A 2.5D integrated circuit (2.5D IC) combines multiple integrated circuit dies in a single package without stacking them into a three-dimensional integrated circuit (3D-IC) with through-silicon vias (TSVs). The term "2.5D" originated when 3D-ICs with TSVs were quite new and still horrendously difficult. Chip designers realized that many of the advantages of 3D integration could be approximated by placing bare dies side by side on an interposer instead of stacking them vertically. If the pitch is very fine and the interconnect very short, the assembly can be packaged as a single component with better size, weight, and power characteristics than a comparable 2D circuit board assembly. This half-way 3D integration was facetiously named "2.5D" and the name stuck.
Since those early days, 2.5D has proven to be far more than just "half-way to 3D."
Some benefits:
 An interposer can support heterogeneous integration – that is, dies of different pitch, size, material, and process node.
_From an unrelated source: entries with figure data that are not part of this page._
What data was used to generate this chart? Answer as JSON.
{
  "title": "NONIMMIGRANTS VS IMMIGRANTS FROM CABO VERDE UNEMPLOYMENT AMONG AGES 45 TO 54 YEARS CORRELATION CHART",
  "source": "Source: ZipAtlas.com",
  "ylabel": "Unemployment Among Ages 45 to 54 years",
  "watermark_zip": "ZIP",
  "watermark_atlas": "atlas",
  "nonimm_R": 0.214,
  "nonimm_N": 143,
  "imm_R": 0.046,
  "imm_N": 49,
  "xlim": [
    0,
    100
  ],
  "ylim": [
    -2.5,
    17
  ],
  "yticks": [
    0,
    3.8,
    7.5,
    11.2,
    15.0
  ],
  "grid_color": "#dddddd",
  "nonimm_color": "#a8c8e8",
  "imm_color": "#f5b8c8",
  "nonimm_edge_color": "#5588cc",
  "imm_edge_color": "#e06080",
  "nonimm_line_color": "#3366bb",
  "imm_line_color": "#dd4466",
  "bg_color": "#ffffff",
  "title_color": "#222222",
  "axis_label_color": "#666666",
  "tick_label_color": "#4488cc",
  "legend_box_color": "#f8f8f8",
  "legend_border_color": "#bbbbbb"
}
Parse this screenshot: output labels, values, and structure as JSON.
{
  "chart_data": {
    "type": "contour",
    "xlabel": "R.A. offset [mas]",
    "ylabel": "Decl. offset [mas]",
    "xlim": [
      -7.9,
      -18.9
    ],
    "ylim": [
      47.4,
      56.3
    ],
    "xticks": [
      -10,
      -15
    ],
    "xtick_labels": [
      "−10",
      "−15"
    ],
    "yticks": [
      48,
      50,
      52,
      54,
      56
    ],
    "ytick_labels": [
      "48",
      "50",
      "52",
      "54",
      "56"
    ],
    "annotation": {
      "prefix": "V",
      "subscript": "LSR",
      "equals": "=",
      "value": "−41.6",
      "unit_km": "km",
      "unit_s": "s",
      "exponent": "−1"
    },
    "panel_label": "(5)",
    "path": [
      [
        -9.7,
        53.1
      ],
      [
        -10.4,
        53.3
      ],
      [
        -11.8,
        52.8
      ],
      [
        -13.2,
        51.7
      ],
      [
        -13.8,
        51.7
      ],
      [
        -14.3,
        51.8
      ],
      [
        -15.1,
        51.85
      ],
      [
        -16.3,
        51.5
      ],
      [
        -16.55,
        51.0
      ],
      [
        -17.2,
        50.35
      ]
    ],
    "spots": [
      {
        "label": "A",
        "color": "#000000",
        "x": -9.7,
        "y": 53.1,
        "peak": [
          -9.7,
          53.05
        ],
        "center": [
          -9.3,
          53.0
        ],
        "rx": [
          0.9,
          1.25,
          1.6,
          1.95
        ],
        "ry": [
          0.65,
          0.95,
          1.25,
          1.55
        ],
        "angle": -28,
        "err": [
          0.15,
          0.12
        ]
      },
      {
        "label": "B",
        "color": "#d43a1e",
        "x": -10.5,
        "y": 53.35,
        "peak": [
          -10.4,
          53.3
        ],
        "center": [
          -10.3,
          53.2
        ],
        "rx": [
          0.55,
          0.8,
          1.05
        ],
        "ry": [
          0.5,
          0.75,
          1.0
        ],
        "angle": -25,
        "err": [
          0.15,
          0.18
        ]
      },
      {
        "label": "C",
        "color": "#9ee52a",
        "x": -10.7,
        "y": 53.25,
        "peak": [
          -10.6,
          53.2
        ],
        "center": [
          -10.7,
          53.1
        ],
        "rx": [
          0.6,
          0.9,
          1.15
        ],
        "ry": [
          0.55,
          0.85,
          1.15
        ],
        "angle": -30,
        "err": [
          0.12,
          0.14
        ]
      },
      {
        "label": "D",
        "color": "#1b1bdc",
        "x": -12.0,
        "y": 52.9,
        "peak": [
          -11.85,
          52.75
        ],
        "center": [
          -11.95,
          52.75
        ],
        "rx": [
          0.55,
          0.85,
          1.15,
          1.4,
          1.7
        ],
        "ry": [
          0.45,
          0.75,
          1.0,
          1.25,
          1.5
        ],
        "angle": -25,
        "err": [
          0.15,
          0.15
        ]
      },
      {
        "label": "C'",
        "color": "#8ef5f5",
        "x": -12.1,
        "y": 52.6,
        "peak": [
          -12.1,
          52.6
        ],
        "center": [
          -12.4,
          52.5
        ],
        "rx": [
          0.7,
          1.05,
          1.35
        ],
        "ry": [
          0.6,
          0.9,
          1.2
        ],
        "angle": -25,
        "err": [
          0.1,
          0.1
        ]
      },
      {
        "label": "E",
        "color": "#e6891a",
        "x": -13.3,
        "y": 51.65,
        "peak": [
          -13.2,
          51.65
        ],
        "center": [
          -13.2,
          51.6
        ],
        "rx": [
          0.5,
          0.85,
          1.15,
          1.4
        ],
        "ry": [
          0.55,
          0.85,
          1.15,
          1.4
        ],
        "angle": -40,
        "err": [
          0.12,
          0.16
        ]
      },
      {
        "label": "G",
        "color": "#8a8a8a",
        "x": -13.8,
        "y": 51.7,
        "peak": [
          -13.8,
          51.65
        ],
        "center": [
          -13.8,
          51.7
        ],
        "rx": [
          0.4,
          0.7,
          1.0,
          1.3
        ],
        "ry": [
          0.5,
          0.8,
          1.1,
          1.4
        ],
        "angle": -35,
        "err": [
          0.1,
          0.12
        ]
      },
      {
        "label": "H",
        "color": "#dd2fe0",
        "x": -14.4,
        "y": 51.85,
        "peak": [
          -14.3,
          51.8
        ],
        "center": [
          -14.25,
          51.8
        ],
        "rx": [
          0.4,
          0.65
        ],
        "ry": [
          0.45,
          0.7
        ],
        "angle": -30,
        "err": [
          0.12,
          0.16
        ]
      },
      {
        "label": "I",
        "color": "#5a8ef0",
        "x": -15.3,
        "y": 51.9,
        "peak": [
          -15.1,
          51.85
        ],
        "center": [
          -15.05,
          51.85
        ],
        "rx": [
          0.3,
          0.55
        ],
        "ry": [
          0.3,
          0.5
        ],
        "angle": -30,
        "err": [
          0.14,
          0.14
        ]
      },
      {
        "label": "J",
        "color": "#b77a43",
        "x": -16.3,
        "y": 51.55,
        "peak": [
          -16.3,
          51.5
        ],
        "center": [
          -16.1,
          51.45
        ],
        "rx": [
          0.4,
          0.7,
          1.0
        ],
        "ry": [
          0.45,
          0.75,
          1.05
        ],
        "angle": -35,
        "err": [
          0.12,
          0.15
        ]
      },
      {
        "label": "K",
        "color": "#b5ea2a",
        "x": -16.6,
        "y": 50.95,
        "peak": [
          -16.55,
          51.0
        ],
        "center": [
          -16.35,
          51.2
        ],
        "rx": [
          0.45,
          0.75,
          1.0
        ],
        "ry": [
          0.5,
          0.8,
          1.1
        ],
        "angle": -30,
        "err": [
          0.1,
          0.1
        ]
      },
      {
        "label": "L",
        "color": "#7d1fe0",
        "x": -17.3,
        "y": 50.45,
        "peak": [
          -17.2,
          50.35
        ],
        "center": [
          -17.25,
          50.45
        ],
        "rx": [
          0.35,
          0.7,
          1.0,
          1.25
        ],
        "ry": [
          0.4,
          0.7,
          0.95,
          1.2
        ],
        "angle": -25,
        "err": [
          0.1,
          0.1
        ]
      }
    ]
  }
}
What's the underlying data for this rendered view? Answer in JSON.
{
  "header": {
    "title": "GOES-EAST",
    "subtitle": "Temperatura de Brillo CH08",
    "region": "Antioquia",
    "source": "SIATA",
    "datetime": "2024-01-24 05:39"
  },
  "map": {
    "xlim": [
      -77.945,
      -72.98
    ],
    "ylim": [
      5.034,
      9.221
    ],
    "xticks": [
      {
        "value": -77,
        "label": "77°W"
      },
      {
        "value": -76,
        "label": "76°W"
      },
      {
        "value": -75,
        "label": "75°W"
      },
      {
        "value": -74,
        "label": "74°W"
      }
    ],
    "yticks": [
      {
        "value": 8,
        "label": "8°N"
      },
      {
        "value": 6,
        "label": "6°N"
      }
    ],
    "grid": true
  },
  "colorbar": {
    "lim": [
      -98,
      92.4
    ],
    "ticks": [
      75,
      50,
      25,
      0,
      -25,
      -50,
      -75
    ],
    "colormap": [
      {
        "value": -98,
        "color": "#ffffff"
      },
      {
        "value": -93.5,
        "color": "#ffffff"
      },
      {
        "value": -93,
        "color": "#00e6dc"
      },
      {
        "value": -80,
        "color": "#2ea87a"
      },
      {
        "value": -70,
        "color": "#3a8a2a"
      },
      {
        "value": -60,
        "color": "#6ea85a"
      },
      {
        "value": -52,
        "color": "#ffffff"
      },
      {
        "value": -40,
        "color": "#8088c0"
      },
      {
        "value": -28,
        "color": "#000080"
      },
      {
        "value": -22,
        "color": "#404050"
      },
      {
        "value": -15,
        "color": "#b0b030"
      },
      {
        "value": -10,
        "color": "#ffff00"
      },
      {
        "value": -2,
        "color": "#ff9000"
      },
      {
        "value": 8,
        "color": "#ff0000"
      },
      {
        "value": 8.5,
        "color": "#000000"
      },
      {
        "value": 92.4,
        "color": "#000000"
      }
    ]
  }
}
 Placing dies side by side instead of stacking them reduces heat buildup.
 Upgrading or modifying a 2.5D assembly is as easy as swapping in a new component and revamping the interposer to suit; much faster and simpler than reworking an entire 3D-IC or System-on-Chip (SoC).
Some sophisticated 2.5D assemblies even incorporate TSVs and 3D components. Several foundries now support 2.5D packaging.
The success of 2.5D assembly has given rise to "chiplets" – small, functional circuit blocks designed to be combined in mix-and-match fashion on interposers. Several high-end products already take advantage of these LEGO-style chiplets; some experts predict the emergence of an industry-wide chiplet ecosystem.